WorkBuddy
AI-powered workplace leadership coaching platform
Solo Developer & ArchitectOverview
WorkBuddy is a full-stack AI coaching platform I designed and built end-to-end. Users define real workplace challenges — improving team morale, navigating a difficult conversation, building a leadership habit — and receive ongoing, contextual guidance from an AI coach named Simon. Simon isn’t a chatbot that answers questions. He’s an opinionated coaching agent grounded in purpose-driven leadership principles, capable of both empathetic conversational coaching and structured analytical insights.
The platform lets users create challenges with defined timelines, success criteria, and measurable metrics, then tracks progress while Simon provides coaching that adapts to the user’s specific context and conversation history.
Platform in Action
From challenge creation to AI coaching to progress tracking — three views of the platform experience.
Structured challenge definition
Contextual AI coaching with Simon
Progress breakdown & tracking
Architecture
A 3-tier architecture separates the React frontend, Express API backend, and a dedicated AI agent service — keeping LLM integration decoupled from core business logic so the coaching layer can evolve independently. ChromaDB powers the RAG pipeline with separate collections tuned for conversations, insights, and the leadership knowledge base.
AI Agent Service
Decoupled coaching layer with dual response modes — conversational empathetic coaching and structured JSON analytical insights — as distinct prompt paths, not just tone adjustments.
RAG Pipeline
ChromaDB vector store with cosine-similarity retrieval across three collections. Leadership frameworks and domain knowledge retrieved semantically at inference time.
Express API
RESTful backend with Prisma ORM managing challenges, conversations, progress tracking, and user state in PostgreSQL.
React Frontend
TypeScript React app with dynamic navigation, challenge management, real-time chat, and interactive progress breakdowns.
Engineering Deep-Dive
Diagnosing RAG Poisoning in Production
Mid-development, Simon’s responses became increasingly verbose and philosophical — every reply opened with sweeping motivational statements regardless of what was asked. I traced the root cause to a subtle architectural issue: personality and tone documents (voice guidelines, behavioural commitments, coaching principles) had been ingested into ChromaDB alongside the knowledge base. Semantic search was retrieving these as “relevant context” and injecting them into the prompt on top of the system prompt that already contained the same instructions — creating a compounding feedback loop.
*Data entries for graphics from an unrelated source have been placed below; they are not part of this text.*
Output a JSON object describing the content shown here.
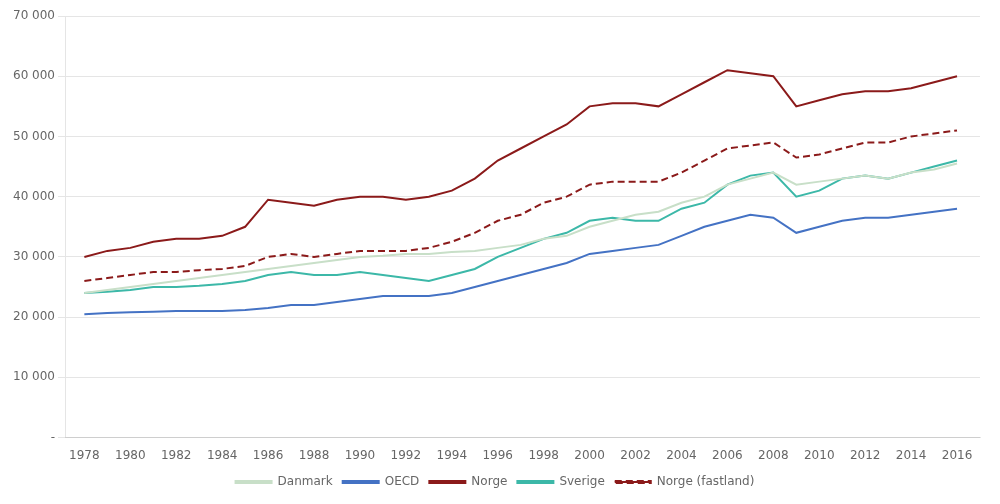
{
  "chart_data": {
    "type": "line",
    "x": [
      1978,
      1979,
      1980,
      1981,
      1982,
      1983,
      1984,
      1985,
      1986,
      1987,
      1988,
      1989,
      1990,
      1991,
      1992,
      1993,
      1994,
      1995,
      1996,
      1997,
      1998,
      1999,
      2000,
      2001,
      2002,
      2003,
      2004,
      2005,
      2006,
      2007,
      2008,
      2009,
      2010,
      2011,
      2012,
      2013,
      2014,
      2015,
      2016
    ],
    "series": [
      {
        "name": "Danmark",
        "color": "#c8dfc8",
        "line_style": "solid",
        "values": [
          24000,
          24500,
          25000,
          25500,
          26000,
          26500,
          27000,
          27500,
          28000,
          28500,
          29000,
          29500,
          30000,
          30200,
          30500,
          30500,
          30800,
          31000,
          31500,
          32000,
          33000,
          33500,
          35000,
          36000,
          37000,
          37500,
          39000,
          40000,
          42000,
          43000,
          44000,
          42000,
          42500,
          43000,
          43500,
          43000,
          44000,
          44500,
          45500
        ]
      },
      {
        "name": "OECD",
        "color": "#4472c4",
        "line_style": "solid",
        "values": [
          20500,
          20700,
          20800,
          20900,
          21000,
          21000,
          21000,
          21200,
          21500,
          22000,
          22000,
          22500,
          23000,
          23500,
          23500,
          23500,
          24000,
          25000,
          26000,
          27000,
          28000,
          29000,
          30500,
          31000,
          31500,
          32000,
          33500,
          35000,
          36000,
          37000,
          36500,
          34000,
          35000,
          36000,
          36500,
          36500,
          37000,
          37500,
          38000
        ]
      },
      {
        "name": "Norge",
        "color": "#8b1a1a",
        "line_style": "solid",
        "values": [
          30000,
          31000,
          31500,
          32500,
          33000,
          33000,
          33500,
          35000,
          39500,
          39000,
          38500,
          39500,
          40000,
          40000,
          39500,
          40000,
          41000,
          43000,
          46000,
          48000,
          50000,
          52000,
          55000,
          55500,
          55500,
          55000,
          57000,
          59000,
          61000,
          60500,
          60000,
          55000,
          56000,
          57000,
          57500,
          57500,
          58000,
          59000,
          60000
        ]
      },
      {
        "name": "Sverige",
        "color": "#3cb8a8",
        "line_style": "solid",
        "values": [
          24000,
          24200,
          24500,
          25000,
          25000,
          25200,
          25500,
          26000,
          27000,
          27500,
          27000,
          27000,
          27500,
          27000,
          26500,
          26000,
          27000,
          28000,
          30000,
          31500,
          33000,
          34000,
          36000,
          36500,
          36000,
          36000,
          38000,
          39000,
          42000,
          43500,
          44000,
          40000,
          41000,
          43000,
          43500,
          43000,
          44000,
          45000,
          46000
        ]
      },
      {
        "name": "Norge (fastland)",
        "color": "#8b1a1a",
        "line_style": "dashed",
        "values": [
          26000,
          26500,
          27000,
          27500,
          27500,
          27800,
          28000,
          28500,
          30000,
          30500,
          30000,
          30500,
          31000,
          31000,
          31000,
          31500,
          32500,
          34000,
          36000,
          37000,
          39000,
          40000,
          42000,
          42500,
          42500,
          42500,
          44000,
          46000,
          48000,
          48500,
          49000,
          46500,
          47000,
          48000,
          49000,
          49000,
          50000,
          50500,
          51000
        ]
      }
    ],
    "xlim": [
      1977.2,
      2017.0
    ],
    "xticks": [
      1978,
      1980,
      1982,
      1984,
      1986,
      1988,
      1990,
      1992,
      1994,
      1996,
      1998,
      2000,
      2002,
      2004,
      2006,
      2008,
      2010,
      2012,
      2014,
      2016
    ],
    "ylim": [
      0,
      70000
    ],
    "yticks": [
      {
        "value": 0,
        "label": "-"
      },
      {
        "value": 10000,
        "label": "10 000"
      },
      {
        "value": 20000,
        "label": "20 000"
      },
      {
        "value": 30000,
        "label": "30 000"
      },
      {
        "value": 40000,
        "label": "40 000"
      },
      {
        "value": 50000,
        "label": "50 000"
      },
      {
        "value": 60000,
        "label": "60 000"
      },
      {
        "value": 70000,
        "label": "70 000"
      }
    ],
    "grid": "y",
    "legend": "bottom"
  }
}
The fix required enforcing a clear boundary between “who the agent is” (system prompt layer only) and “what the agent knows” (vector store). I restructured the ingestion pipeline to exclude personality documents from ChromaDB, added a category-based safety filter in the retrieval service, and rewrote the prompt chain with direct language that the LLM couldn’t over-interpret.
What I Learned
RAG systems can silently degrade when the boundary between agent identity and retrievable knowledge isn’t enforced at the data layer. Personality documents belong in the system prompt, never in the vector store.
Prompt language interacts with retrieval systems in non-obvious ways. Instructions like “always start with why” get interpreted literally by LLMs, producing unintended stylistic patterns that compound with each retrieval cycle.
Simpler data structures win at the LLM layer. A flat challenge model avoids the context mixing and hallucination issues that complex parent-child hierarchies introduce when feeding data to language models.